Let’s say you want to verify that all traffic outside the range 192.169.1.0 — 192.169.1.255 is DENIED. Start by creating test traffic where some of the packets would fall both in and out of that range.

3. Capture the Packets

Verify WireShark is capturing packets, and then add a filter on the IP source, such as src != 185.23.23.0 or anything else outside of the allowed IP range.

4. Analyze the Results

Verify the packets are not reaching the intended destination. If you observe this behavior, then you’re seeing the ACL in action!
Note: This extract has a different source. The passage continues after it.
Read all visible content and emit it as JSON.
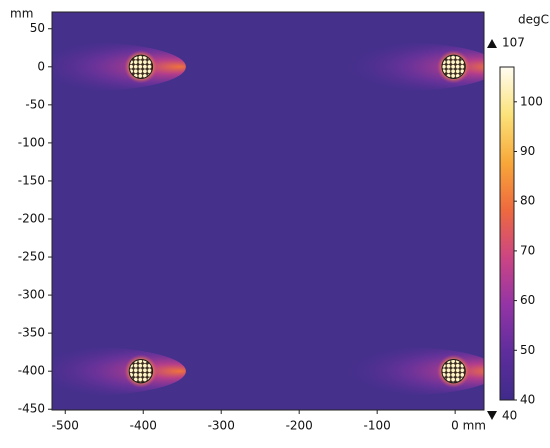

How to Monitor and Maintain ACLs

After a while, a network may end up with a staggering amount of ACLs. As the number of rules accumulates, it is important to monitor and maintain them to ensure proper security posture. Here are a couple of tips to get you and your team going.

Regular Audits

Reviewing ACLs on a regular cadence provides important insight into how they work. Verify the rules align with your organization’s security policies and operational needs.

Performance Monitor 

Regularly review the network's performance and verify none of the ACLs are denying necessary traffic. If your ACLs leverage QoS for VoIP or other protocols, verify they receive the necessary bandwidth to meet operational needs. 

Logging and Review

If logging is enabled in your ACL rules, regularly review the logs. Check for denied traffic or unexpected patterns indicating security incidents or misconfigurations.

Final Thoughts on ACLs

ACLs are a cornerstone of both security and networking and should be second nature to a network engineer. They also hold a prominent place on the Network+ Exam. Here are a few quick takeaways from the article.

Extended Vs. Standard ACLs

Standard ACLs are simpler and only deal with the destination IP address. Extended ACLs can include the destination, source, protocols, and more. These are for more granular access control.

Configuration ACLs

ACLs are configured on a router or firewall, and either deny or grant access to network packets that meet specific criteria. Often, this includes an IP range, a QoS threshold, a port, or a protocol. Whether you’re using Cisco, Aruba, Meraki, or any other competitor, the steps will be similar. However, there may be slight differences in ACL configuration since the hardware itself is different. 

WireShark Analysis

ACLs can easily be seen in action using WireShark. Fire up the tried and true app and verify whether or not packets are making it to their intended destinations. 

Lastly, make sure your ACLs are prioritized, with the most specific at the top and the most general at the bottom. There has never been a better time to get into networking, and there is no better place to start than ACLs. Happy networking!